The restaurant chain believes China comp weakness is transitory and expects mid-single-digit comps in fiscal 2013. However, the first half of 2013 is likely to be weak followed by recovery in the second-half as comparisons ease.
Moreover, Yum expects a China comp rebound based on historical trends and easing comparisons, rather than new evidence of a macro or bottoms-up recovery.
Unit growth guidance for 700 plus in 2013 is lower than about 800 in 2012, but represents management's highest initial outlook ever.
"While shares may chill for a bit, long-term risk reward remains in the upper echelon of the group," Oppenheimer analyst Brian Bittner wrote in a note to clients.
The company's 2013 EPS guidance relies on 15 percent EBIT growth in China. Restaurant margins are expected to be 19-20 percent, versus 19 percent in '2012 as food costs inflate. New units now shift to Tier 3-6 markets where new locations have a 600 basis points (bps) positive margin gap compared to Tier 1-2.
China is a big market and opening of more restaurants could lead to long term growth prospects. Currently, there are approximately 300 million potential consumers in China, and is predicted to double in the next 8-9 years on population growth. Unlike its nearest peer, McDonald's (NYSE: MCD), which built most of its China restaurant locations in Tier 1 and 2 cities, Yum has expanded throughout the country.
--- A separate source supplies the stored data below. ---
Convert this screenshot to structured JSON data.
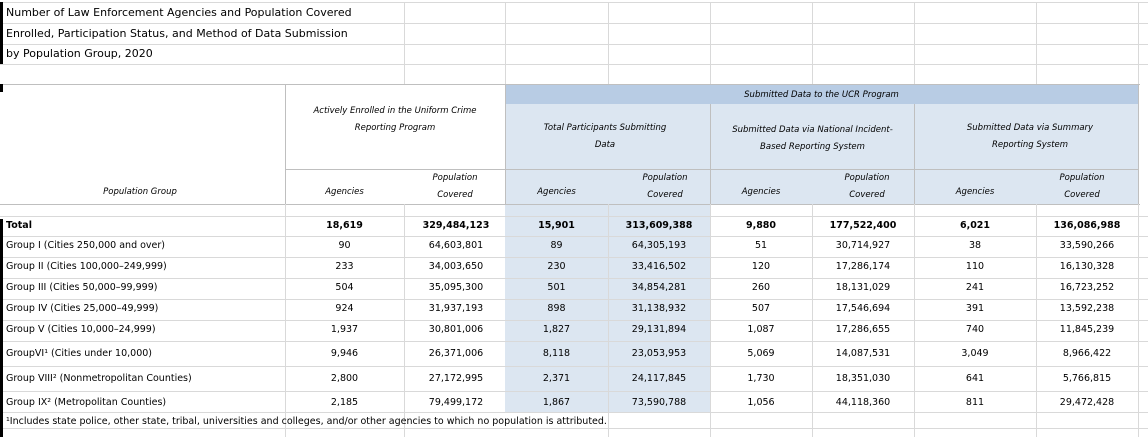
{
  "title_lines": [
    "Number of Law Enforcement Agencies and Population Covered",
    "Enrolled, Participation Status, and Method of Data Submission",
    "by Population Group, 2020"
  ],
  "headers": {
    "submitted_ucr": "Submitted Data to the UCR Program",
    "actively_enrolled": "Actively Enrolled in the Uniform Crime Reporting Program",
    "total_participants": "Total Participants Submitting Data",
    "nibrs": "Submitted Data via National Incident-Based Reporting System",
    "srs": "Submitted Data via Summary Reporting System",
    "population_group": "Population Group",
    "agencies": "Agencies",
    "population_covered": "Population Covered"
  },
  "rows": [
    {
      "label": "Total",
      "values": [
        "18,619",
        "329,484,123",
        "15,901",
        "313,609,388",
        "9,880",
        "177,522,400",
        "6,021",
        "136,086,988"
      ]
    },
    {
      "label": "Group I (Cities 250,000 and over)",
      "values": [
        "90",
        "64,603,801",
        "89",
        "64,305,193",
        "51",
        "30,714,927",
        "38",
        "33,590,266"
      ]
    },
    {
      "label": "Group II (Cities 100,000–249,999)",
      "values": [
        "233",
        "34,003,650",
        "230",
        "33,416,502",
        "120",
        "17,286,174",
        "110",
        "16,130,328"
      ]
    },
    {
      "label": "Group III (Cities 50,000–99,999)",
      "values": [
        "504",
        "35,095,300",
        "501",
        "34,854,281",
        "260",
        "18,131,029",
        "241",
        "16,723,252"
      ]
    },
    {
      "label": "Group IV (Cities 25,000–49,999)",
      "values": [
        "924",
        "31,937,193",
        "898",
        "31,138,932",
        "507",
        "17,546,694",
        "391",
        "13,592,238"
      ]
    },
    {
      "label": "Group V (Cities 10,000–24,999)",
      "values": [
        "1,937",
        "30,801,006",
        "1,827",
        "29,131,894",
        "1,087",
        "17,286,655",
        "740",
        "11,845,239"
      ]
    },
    {
      "label": "GroupVI¹ (Cities under 10,000)",
      "values": [
        "9,946",
        "26,371,006",
        "8,118",
        "23,053,953",
        "5,069",
        "14,087,531",
        "3,049",
        "8,966,422"
      ]
    },
    {
      "label": "Group VIII² (Nonmetropolitan Counties)",
      "values": [
        "2,800",
        "27,172,995",
        "2,371",
        "24,117,845",
        "1,730",
        "18,351,030",
        "641",
        "5,766,815"
      ]
    },
    {
      "label": "Group IX² (Metropolitan Counties)",
      "values": [
        "2,185",
        "79,499,172",
        "1,867",
        "73,590,788",
        "1,056",
        "44,118,360",
        "811",
        "29,472,428"
      ]
    }
  ],
  "footnote": "¹Includes state police, other state, tribal, universities and colleges, and/or other agencies to which no population is attributed."
}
"YRI. '13 is positioned for a banner year and 10% segment EBIT growth appears conservative," Bittner said.
Meanwhile, emerging markets are now a robust 50 percent of the international unit's profits and could approach 60 percent by 2015. The business could build 950 plus units in 2013 and out of that about 90 percent will be franchised, which is accretive to margins and enhances cash generation.
In addition, Taco Bell has multi-year runway for improving fundamentals. Additional Doritos Tacos and Cantina Bell stock keeping units will roll out while breakfast is in early stages, and ad spend will shift to 100 percent national. Cost savings and franchise incentives could accelerate unit growth and drive 2,000 new units over the next decade.
Yum Brands reiterated "at least" 13 percent and 10 percent EPS growth in fiscal 2012 and 2013, respectively.
"We are on board with the long-term story, but believe recent SSS weakness in China and uncertainty regarding its cause or longevity could keep shares range-bound near term," Bittner added.